God is dead (again)
Atheism is old. It was one of the charges brought against the philosopher Socrates in ancient Athens. Atheism is the denial of the existence of God or, at least, the popular gods of one’s culture.
The denial of the existence of the God of Christianity is nothing new — Bertrand Russell’s collected essays and lectures, published as Why I am not a Christian, were written or delivered between 1927 and 1954. Earlier brash arguments against the God of the Bible were offered by Voltaire and Nietzsche.
So what is new about contemporary atheism? The term ‘New Atheism’ was coined by Wired magazine in 2006 as a way of identifying a new, militant, popular brand of atheism. Groups like the National Secular Society seem tired and old-fashioned. So, like Labour in the 1990s, atheism has had a rebranding since the turn of the millennium: New Atheism holds to the traditional atheist family values, but the packaging is much fresher, youthful and vibrant. There is no new content being offered. What is new about this atheism is its popular, aggressive militancy. After the atheist poster bus campaign can we now look forward to a new atheist version of the Alpha course?

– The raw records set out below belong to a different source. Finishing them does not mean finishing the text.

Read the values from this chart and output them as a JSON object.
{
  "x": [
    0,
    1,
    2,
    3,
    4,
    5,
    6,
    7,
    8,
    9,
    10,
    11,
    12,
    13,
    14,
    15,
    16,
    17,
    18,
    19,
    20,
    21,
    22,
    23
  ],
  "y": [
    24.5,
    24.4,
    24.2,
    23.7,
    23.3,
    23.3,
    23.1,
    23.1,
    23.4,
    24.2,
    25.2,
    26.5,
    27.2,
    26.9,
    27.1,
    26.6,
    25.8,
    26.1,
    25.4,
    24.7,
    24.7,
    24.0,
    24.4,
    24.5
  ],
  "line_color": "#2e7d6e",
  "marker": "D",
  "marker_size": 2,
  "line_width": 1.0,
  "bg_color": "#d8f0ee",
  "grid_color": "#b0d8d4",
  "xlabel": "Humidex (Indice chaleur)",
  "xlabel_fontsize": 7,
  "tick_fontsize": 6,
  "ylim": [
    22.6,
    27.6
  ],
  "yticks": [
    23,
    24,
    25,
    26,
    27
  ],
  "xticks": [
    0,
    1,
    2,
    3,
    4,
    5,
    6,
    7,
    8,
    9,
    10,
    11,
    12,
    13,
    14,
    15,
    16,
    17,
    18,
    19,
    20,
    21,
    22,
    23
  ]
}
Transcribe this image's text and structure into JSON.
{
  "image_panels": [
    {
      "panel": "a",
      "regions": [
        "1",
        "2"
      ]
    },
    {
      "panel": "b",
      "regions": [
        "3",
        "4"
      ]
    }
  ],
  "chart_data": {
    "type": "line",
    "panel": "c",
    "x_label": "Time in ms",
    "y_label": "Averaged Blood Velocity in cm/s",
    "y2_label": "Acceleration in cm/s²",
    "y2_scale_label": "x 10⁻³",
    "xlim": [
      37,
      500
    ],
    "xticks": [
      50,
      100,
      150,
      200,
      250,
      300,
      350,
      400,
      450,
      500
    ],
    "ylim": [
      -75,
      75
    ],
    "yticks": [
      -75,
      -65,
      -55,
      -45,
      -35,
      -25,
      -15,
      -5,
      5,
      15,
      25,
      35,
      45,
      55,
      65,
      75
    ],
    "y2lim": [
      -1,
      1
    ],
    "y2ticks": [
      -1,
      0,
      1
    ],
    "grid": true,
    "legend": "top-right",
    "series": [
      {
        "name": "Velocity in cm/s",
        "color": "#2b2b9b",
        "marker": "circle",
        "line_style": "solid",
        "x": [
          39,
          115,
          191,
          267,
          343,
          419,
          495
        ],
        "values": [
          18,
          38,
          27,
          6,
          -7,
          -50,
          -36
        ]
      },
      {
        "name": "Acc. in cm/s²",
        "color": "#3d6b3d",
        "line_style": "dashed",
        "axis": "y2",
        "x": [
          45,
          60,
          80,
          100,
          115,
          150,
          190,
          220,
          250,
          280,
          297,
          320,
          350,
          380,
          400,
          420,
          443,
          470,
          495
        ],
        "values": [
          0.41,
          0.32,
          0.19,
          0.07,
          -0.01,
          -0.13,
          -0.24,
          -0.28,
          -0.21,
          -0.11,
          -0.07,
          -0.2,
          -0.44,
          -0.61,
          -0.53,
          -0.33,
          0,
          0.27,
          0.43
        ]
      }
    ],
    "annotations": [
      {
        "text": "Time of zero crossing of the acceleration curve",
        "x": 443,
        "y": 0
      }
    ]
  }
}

The watershed moment is almost certainly September 11 2001. The terrorist attacks on the World Trade Centres, with their appalling consequences, were inspired by religion. Therefore, it is felt that religious belief that must be attacked and condemned. Previous generations had their polite forms of atheism that simply wanted to keep religion at a distance. The new atheism is militant in its desire to attack, critique and ridicule religious belief in any form.
Those described as new atheists include popular writers Richard Dawkins, Philip Pullman, Sam Harris and Christopher Hitchens. The comedians Ricky Gervais, Bill Maher and Eddy Izzard also share the platform. The diversity of these characters ensures that the arguments against the existence of God find many channels, including sober TV documentaries, best-selling children’s fiction and light-hearted comedies. These atheists are often crude and delight in what a previous generation called blasphemy. They are aware of the power of film, humour and literature to make a point and win hearts and minds.
Bill Maher, a popular American broadcaster, produced the comedy documentary Religulous in 2008 (see review on EN website, May 2009) as an attempt to spoof, mock and undermine religious faith. Christianity is the main target, though Islam, Judaism and fringe religions also get a lashing. The film is slick and engaging, apparently presenting well-researched facts that count against religious faith.
One claim is that the story about Jesus is simply one example among many of the dying-rising redeemer god of the ancient world. The god takes many forms — Horus, Mithra, Dionysius — but the story follows a common form. At one point the film reels off a long list of claims about the Egyptian sky god Horus that parallel the life of Jesus. In on-screen text the film declares that Horus was born of a virgin, baptised by a man later beheaded, worked miracles, walked on water, raised a man called Lazarus from the dead, had 12 disciples, got crucified and after three days rose again from the dead. It all seems rather unsettling and gives the impression that the Gospel accounts are made up stories reflecting a myth in common currency across the ancient near east.
But what are the facts? Not a single claim made about Horus in the movie was ever made in the ancient world. It is pure fiction. No one ever claimed Horus was born of a virgin, had 12 disciples or got crucified. Even more significantly there is no resurrection account of Horus. Bill Maher’s claim that these facts are found in the 3,000-year-old Egyptian Book of the Dead is entirely fictitious. Yet these bogus claims are promoted by a lavishly made film and witty script. If they are not true, then where did they come from? What seems to be the source are books written by a Victorian poet, Gerald Massey (1828-1907), called Natural Genesis and Ancient Egypt, the Light of the World. The works have no scholarly weight and are the product of a great imagination. But in popular thought they have been continually recycled, most recently by Tom Harpur in The Pagan Christ and the internet documentary Zeitgeist.
Make the lie big
Adolf Hitler purportedly advised his propagandists with these words: ‘Make the lie big, make it simple, keep saying it, and eventually they will believe it’. Religulous boldly repeats simple claims that are manifestly untrue. Said enough times people will think: ‘I know that’s true … I heard it somewhere…’ For Christian apologetics, New Atheism does not require a New Argument because it brings nothing new to the table. What it does demand is that Christians patiently continue to teach the rock solid credentials for the biblical text and the gospel account of Jesus. It may not appear quite as glitzy or shocking as a Hollywood movie, but it will have the advantage of being true.